Essentially, Florida created a system where the only reasonable option when someone gets hurt on the job is through the workers’ compensation system. This is a positive thing for injured workers that were in some part responsible for their injury. However, there are a large number of work injuries that are caused by the employer. These employers get the benefit of having no real concern of being sued for causing their employees’ harm.
It is difficult to decide whether the workers’ compensation system is more beneficial to injured workers or employers. A criticism of the system is that because employers have such significant protections from being sued outside of the workers’ compensation system, they are not motivated to keep their workers safe.
Insurance rates are set by the state and are coded according to the type of industry being insured. This means that two different employers in the same industry pay the same insurance premium. They pay the same premium even though one employer might have zero claims, and the other has a lot.
Between immunity from lawsuits and insurance rates locked in by the state, it doesn’t encourage employers to provide safe workplaces. There is no motivation to update equipment to be safer, provide more safety training, or hiring enough people to do a job safely. Therefore, unfortunately, when an employee is injured because of old equipment or lack of training, they are stuck within the workers’ compensation system.
ACTIONS AFTER AN INJURY
Injured workers have a few options if bad behavior occurs after their work injury. The law has eroded some of the protections for injured workers after an accident occurs; however, some still exist.
“No employer shall discharge, threaten to discharge, intimidate, or coerce any employee by reason of such employee’s valid claim for compensation or attempt to claim compensation under the Workers’ Compensation Law.”
This means that if an employer fires, demotes, or threatens an employee for pursuing any aspect of their workers’ compensation claim, they can be liable for appropriate damages. These damages can be sought outside of the workers’ compensation system in county or circuit courts. The damages in these types of cases can vary but often look at what types of wages were lost as a result of the firing or demotion.
There are also acts that can occur while handling the actual workers’ compensation claim that can result in additional liability. Certain actions while handling the claim can allow an injured worker to sue the insurance company, handling company, adjuster, defense attorney, or case manager.
Intentional Torts within the Claim
It is not very common, but there are times when individuals involved in handling the workers’ compensation claim can take actions so egregious that they become liable for additional damages that can be sought in regular courts of law.
The threshold for proving a liability for actions in claims handling is very high. It is a fact-based inquiry by a circuit judge to determine if the issue can even be presented to a jury.
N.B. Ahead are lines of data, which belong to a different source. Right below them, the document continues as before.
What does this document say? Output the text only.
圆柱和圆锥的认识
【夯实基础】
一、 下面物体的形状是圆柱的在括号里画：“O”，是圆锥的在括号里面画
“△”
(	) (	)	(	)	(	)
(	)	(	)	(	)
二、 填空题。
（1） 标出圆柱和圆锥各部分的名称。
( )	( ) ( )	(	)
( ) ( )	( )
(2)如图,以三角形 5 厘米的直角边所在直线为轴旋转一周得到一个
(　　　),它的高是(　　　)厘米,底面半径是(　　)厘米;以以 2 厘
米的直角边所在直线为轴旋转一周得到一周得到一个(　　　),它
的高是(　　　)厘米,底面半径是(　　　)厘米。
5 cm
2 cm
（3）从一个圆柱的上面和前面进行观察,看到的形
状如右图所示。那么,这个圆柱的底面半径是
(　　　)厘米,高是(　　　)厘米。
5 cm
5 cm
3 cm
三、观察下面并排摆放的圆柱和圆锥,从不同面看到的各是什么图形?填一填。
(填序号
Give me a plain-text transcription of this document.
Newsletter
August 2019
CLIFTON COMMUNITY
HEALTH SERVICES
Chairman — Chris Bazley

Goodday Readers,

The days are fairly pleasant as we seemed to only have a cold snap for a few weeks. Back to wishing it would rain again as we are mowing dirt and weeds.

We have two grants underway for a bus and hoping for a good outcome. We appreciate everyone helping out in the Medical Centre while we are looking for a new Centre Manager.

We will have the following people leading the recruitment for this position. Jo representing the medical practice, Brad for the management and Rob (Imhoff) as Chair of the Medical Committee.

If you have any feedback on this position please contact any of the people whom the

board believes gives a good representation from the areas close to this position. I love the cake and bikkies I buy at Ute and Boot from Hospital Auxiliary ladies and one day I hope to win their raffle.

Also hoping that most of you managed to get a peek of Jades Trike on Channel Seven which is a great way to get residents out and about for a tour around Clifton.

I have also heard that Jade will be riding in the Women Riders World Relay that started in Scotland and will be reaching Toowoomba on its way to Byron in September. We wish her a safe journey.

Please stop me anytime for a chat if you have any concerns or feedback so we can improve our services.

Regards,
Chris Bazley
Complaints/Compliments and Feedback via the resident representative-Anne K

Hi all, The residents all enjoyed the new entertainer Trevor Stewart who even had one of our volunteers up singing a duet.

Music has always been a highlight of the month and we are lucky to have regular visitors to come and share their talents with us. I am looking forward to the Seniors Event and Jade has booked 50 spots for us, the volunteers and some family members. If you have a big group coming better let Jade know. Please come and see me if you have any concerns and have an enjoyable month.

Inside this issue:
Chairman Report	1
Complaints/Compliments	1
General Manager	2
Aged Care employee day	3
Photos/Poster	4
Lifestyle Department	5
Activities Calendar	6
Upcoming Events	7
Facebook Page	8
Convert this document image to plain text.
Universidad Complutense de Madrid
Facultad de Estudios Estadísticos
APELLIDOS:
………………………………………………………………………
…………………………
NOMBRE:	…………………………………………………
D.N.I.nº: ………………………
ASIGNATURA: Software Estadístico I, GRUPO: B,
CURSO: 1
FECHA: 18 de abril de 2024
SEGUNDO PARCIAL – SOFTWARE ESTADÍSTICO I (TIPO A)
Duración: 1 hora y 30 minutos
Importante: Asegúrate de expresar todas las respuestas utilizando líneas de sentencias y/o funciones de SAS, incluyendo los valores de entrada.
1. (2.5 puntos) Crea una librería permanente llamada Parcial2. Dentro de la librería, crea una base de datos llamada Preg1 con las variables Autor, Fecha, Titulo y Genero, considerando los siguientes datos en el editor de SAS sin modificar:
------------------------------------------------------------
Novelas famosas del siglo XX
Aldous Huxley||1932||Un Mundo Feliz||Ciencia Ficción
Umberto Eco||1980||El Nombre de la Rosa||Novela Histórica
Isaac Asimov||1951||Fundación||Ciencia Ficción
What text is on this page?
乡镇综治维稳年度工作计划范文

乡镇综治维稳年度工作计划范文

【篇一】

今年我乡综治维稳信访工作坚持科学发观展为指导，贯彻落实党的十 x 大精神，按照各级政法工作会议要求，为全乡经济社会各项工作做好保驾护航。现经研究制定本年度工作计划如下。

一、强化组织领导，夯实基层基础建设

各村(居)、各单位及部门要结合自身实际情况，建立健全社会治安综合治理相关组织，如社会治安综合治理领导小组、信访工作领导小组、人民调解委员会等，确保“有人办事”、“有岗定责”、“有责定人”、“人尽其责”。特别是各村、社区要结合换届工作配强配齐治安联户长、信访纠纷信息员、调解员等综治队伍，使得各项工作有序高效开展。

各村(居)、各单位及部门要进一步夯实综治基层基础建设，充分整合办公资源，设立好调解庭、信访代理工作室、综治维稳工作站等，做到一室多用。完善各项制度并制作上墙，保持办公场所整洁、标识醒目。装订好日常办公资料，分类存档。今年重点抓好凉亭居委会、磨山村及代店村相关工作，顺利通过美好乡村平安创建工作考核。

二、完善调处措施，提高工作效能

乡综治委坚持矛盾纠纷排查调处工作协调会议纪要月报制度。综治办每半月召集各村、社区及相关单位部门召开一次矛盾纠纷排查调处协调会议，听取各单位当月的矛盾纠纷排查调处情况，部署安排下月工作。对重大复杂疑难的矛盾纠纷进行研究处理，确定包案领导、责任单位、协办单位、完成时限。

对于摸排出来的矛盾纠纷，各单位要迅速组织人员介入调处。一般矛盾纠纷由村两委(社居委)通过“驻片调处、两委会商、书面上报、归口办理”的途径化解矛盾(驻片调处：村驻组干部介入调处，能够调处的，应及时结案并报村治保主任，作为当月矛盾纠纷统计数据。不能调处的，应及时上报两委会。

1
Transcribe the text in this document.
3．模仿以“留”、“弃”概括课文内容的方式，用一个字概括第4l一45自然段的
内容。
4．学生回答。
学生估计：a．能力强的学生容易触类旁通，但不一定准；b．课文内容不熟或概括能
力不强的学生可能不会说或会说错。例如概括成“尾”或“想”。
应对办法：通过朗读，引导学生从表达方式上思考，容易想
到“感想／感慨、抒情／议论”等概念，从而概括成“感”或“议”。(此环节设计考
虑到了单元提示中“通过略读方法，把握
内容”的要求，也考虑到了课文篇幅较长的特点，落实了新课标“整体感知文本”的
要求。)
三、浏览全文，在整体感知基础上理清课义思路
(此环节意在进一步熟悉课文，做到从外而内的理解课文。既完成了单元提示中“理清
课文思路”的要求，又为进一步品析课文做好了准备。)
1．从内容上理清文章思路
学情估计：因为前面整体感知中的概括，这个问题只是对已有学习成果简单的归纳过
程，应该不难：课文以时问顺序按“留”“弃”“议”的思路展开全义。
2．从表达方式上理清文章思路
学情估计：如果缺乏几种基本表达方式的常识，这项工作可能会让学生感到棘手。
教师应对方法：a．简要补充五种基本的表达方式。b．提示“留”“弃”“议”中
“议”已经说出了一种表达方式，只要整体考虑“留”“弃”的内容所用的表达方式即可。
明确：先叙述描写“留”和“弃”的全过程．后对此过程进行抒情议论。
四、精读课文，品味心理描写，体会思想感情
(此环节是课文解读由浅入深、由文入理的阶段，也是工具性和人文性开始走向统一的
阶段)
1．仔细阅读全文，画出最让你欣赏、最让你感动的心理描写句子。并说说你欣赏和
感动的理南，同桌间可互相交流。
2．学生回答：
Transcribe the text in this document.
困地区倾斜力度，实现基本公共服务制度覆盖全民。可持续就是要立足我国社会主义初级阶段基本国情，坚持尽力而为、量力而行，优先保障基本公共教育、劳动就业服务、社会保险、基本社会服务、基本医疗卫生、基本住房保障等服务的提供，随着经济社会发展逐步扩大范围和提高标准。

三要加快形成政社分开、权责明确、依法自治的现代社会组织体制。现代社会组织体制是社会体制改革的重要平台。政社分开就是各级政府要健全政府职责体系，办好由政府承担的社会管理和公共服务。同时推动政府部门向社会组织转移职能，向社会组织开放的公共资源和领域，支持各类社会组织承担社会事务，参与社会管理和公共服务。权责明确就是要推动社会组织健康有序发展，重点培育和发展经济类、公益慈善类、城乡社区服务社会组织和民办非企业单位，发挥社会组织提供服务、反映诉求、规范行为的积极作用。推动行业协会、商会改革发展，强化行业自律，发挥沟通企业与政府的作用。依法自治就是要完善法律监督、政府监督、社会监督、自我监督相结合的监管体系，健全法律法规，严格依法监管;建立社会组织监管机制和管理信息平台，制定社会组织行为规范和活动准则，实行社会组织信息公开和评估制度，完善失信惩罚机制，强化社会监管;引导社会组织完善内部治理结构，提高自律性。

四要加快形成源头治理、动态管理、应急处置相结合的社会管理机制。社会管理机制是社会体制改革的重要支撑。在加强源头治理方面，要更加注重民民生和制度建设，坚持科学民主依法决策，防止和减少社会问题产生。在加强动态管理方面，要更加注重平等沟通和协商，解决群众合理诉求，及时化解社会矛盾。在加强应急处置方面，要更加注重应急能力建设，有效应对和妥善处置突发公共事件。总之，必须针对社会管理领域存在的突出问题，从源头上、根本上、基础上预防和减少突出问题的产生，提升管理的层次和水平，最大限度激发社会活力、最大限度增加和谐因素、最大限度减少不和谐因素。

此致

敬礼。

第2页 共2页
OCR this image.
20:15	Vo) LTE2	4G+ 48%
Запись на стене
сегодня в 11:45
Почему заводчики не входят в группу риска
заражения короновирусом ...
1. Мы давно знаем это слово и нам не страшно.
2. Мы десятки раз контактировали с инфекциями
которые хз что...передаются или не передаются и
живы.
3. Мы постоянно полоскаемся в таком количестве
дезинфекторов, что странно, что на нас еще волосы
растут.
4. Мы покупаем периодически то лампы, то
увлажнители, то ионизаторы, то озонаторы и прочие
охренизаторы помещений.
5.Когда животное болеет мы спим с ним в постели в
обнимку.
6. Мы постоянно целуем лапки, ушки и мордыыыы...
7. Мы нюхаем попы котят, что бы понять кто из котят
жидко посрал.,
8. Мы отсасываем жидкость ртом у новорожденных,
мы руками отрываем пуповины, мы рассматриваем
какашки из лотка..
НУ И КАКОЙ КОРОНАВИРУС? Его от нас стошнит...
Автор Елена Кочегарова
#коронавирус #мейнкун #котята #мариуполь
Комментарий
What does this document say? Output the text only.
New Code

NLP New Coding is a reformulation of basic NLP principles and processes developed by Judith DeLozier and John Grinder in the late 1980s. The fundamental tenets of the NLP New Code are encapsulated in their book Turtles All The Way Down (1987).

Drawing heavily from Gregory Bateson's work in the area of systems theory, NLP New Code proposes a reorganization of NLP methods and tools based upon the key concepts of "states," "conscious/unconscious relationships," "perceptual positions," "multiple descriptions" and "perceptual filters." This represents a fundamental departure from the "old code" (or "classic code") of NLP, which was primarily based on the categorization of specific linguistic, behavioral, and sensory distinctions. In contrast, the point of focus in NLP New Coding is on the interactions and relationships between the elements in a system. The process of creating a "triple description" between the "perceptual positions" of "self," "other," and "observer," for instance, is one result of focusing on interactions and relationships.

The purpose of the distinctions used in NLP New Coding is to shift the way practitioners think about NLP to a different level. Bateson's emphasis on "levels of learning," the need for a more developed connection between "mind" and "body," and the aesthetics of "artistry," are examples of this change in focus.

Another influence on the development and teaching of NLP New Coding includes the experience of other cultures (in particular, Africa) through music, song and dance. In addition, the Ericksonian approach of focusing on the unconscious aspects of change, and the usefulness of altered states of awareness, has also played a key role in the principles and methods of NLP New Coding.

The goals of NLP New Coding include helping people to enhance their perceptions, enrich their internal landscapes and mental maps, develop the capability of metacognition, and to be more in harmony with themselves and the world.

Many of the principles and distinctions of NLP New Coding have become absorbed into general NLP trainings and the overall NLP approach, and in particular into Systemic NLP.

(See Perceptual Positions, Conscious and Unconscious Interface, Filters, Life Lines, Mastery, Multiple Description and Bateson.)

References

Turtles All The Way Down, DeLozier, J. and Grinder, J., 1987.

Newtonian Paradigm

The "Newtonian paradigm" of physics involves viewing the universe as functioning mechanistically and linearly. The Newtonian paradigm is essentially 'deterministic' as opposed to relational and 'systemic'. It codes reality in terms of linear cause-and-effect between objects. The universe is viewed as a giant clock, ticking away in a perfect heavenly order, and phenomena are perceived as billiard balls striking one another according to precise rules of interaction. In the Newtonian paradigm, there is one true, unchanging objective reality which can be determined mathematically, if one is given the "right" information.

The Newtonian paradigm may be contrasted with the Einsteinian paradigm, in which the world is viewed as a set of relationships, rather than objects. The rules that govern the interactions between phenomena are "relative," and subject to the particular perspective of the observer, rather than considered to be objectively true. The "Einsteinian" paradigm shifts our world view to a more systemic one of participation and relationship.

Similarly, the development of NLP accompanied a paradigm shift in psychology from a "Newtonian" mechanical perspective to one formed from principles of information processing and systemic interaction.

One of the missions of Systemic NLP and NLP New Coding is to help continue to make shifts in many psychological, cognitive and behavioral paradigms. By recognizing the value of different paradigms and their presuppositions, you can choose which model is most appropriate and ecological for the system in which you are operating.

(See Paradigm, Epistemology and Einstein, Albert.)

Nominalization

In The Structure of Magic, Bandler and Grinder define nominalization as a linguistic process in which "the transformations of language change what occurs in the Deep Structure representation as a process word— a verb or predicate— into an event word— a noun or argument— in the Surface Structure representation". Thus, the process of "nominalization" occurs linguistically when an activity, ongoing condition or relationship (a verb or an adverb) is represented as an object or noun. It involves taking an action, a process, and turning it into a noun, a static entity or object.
The more important considerations include whether the action was intentional and was meant to cause harm to the injured employee. Beyond those intentions, it is important to establish that an additional injury has occurred. It is not always easy to establish that the delays of authorizations or denials prove intentional and harmful intent. If it can be proved that the adjuster or nurse case manager lied or manipulated evidence, then a stronger case exists for proving intentional harm.
These cases are complex and must be looked at very carefully before any legal action is taken. The law provides many protections for employers and insurance companies.